Selon lui, la Cour constitutionnelle n’a ni reconnu le président coupable, ni ordonné sa destitution ou une mise en accusation formelle. Le dirigeant de l’ANC a également insisté sur le fait que la haute juridiction n’avait pas validé les conclusions de la commission indépendante chargée d’examiner le dossier.
Au cœur de l’affaire, Cyril Ramaphosa est accusé par ses opposants d’avoir tenté de dissimuler le cambriolage survenu dans sa propriété de Phala Phala, située dans le nord-est de l’Afrique du Sud.
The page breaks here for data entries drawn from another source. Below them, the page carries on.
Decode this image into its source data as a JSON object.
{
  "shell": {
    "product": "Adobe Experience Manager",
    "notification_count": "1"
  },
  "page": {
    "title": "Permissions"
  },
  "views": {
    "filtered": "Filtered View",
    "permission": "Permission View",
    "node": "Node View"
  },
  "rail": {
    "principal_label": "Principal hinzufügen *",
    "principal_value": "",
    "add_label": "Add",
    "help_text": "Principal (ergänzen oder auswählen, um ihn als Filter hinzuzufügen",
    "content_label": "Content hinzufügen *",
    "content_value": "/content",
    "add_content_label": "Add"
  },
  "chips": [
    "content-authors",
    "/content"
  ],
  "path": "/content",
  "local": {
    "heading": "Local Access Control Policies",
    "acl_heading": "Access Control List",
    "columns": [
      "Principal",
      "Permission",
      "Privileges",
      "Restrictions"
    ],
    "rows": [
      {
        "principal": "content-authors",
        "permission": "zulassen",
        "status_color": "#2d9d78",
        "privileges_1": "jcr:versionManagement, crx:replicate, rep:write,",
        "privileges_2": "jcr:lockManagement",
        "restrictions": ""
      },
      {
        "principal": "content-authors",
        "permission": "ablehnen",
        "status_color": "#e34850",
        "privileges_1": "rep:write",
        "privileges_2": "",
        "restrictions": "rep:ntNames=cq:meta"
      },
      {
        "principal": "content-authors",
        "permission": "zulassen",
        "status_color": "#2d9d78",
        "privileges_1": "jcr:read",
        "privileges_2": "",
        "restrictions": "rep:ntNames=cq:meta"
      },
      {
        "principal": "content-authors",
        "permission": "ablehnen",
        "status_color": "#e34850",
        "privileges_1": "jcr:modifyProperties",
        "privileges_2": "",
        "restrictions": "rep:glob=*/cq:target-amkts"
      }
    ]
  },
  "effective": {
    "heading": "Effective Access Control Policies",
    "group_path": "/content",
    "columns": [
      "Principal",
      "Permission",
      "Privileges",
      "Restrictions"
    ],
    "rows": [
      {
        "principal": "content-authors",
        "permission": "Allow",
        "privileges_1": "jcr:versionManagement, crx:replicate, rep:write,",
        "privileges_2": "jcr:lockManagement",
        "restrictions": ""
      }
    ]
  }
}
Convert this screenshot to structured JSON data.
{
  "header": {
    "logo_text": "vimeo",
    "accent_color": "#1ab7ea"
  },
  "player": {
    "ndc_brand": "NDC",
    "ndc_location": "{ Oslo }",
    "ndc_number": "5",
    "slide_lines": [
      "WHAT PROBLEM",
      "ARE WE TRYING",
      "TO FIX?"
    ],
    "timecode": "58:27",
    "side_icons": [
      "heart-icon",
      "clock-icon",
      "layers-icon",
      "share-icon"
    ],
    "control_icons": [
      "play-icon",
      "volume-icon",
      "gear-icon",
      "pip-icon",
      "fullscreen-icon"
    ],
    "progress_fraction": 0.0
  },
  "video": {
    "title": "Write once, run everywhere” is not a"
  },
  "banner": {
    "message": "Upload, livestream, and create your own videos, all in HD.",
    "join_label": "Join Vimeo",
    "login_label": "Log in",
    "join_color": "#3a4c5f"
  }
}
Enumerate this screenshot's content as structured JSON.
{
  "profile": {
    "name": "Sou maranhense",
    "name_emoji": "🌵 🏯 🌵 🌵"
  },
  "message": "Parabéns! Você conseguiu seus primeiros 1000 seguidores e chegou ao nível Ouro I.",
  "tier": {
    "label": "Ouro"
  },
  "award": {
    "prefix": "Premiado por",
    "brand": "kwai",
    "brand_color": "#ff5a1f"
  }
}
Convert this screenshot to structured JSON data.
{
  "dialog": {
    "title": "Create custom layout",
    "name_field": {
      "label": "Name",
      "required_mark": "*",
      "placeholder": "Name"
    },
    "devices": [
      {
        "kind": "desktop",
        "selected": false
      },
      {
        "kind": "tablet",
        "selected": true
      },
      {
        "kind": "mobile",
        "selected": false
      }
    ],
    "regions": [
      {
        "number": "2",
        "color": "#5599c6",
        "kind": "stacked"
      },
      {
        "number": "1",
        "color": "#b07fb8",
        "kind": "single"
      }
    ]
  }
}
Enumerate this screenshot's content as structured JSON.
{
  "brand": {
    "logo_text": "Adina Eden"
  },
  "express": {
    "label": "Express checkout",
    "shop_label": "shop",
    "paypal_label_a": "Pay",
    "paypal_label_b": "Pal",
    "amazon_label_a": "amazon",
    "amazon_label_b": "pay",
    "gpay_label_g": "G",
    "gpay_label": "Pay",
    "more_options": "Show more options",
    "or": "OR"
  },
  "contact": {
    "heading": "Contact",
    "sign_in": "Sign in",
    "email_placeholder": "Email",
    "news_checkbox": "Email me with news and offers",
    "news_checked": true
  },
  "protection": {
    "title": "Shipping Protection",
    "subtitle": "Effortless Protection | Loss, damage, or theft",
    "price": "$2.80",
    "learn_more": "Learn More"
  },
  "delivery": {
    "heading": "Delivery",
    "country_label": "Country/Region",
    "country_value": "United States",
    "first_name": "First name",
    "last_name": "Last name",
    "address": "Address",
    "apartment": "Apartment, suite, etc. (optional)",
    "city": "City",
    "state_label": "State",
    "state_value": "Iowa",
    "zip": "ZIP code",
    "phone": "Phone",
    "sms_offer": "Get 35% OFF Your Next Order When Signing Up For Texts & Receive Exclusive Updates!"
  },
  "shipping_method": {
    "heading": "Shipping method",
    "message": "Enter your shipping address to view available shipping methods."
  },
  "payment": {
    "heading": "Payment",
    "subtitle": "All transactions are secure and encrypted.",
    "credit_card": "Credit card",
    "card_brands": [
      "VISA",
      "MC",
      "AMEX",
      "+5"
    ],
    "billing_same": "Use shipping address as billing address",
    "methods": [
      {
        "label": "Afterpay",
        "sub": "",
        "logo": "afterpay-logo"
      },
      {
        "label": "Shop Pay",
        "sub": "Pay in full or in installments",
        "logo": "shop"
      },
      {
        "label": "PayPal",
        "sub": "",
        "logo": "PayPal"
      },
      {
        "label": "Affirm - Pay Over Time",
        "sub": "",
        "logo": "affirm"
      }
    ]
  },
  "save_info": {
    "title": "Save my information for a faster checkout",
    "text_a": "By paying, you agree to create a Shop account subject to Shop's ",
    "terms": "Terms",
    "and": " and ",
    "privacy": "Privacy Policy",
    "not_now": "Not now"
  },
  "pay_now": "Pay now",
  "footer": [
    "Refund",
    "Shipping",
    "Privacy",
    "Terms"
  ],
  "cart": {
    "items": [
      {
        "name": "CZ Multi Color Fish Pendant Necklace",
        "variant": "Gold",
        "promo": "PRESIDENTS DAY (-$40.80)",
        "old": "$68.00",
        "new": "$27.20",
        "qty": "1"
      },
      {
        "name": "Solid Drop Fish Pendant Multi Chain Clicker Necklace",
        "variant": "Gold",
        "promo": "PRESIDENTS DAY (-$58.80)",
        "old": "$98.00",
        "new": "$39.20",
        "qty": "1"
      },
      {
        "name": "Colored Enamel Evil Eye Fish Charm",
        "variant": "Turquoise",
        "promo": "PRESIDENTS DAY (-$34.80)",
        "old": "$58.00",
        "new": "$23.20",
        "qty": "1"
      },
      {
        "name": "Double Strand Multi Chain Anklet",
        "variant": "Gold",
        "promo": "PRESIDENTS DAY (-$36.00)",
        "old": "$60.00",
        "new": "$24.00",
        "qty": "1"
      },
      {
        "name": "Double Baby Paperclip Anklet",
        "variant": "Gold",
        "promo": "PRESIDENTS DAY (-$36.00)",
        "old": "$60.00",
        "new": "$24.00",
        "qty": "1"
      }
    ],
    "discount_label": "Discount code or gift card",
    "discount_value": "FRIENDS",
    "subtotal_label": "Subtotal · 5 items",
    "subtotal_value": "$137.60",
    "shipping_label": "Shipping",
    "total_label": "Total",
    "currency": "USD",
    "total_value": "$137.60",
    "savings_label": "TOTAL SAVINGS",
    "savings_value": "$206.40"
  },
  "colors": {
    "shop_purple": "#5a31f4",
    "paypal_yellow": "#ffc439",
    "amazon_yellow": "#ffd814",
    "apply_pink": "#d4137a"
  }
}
Des allégations relayées par un ancien responsable des services de renseignement affirment notamment que des suspects auraient été illégalement enlevés afin d’étouffer l’affaire.
Le président sud-africain a toutefois rejeté ces accusations. Dans une allocution télévisée, il a réaffirmé qu’aucun élément contenu dans la décision de la Cour constitutionnelle ne justifiait son départ du pouvoir.
“Je ne démissionnerai pas”, a déclaré Cyril Ramaphosa, estimant qu’un retrait de sa part reviendrait à donner du crédit à un rapport parlementaire qu’il juge “entaché d’irrégularités”.
S’il reconnaît l’existence du cambriolage dans sa ferme privée, le chef de l’État continue de nier toute tentative de dissimulation ou d’abus de pouvoir.
Cette crise politique intervient dans un contexte délicat pour l’ANC, confronté à une baisse de popularité et à une opposition de plus en plus offensive à l’approche des prochaines échéances électorales.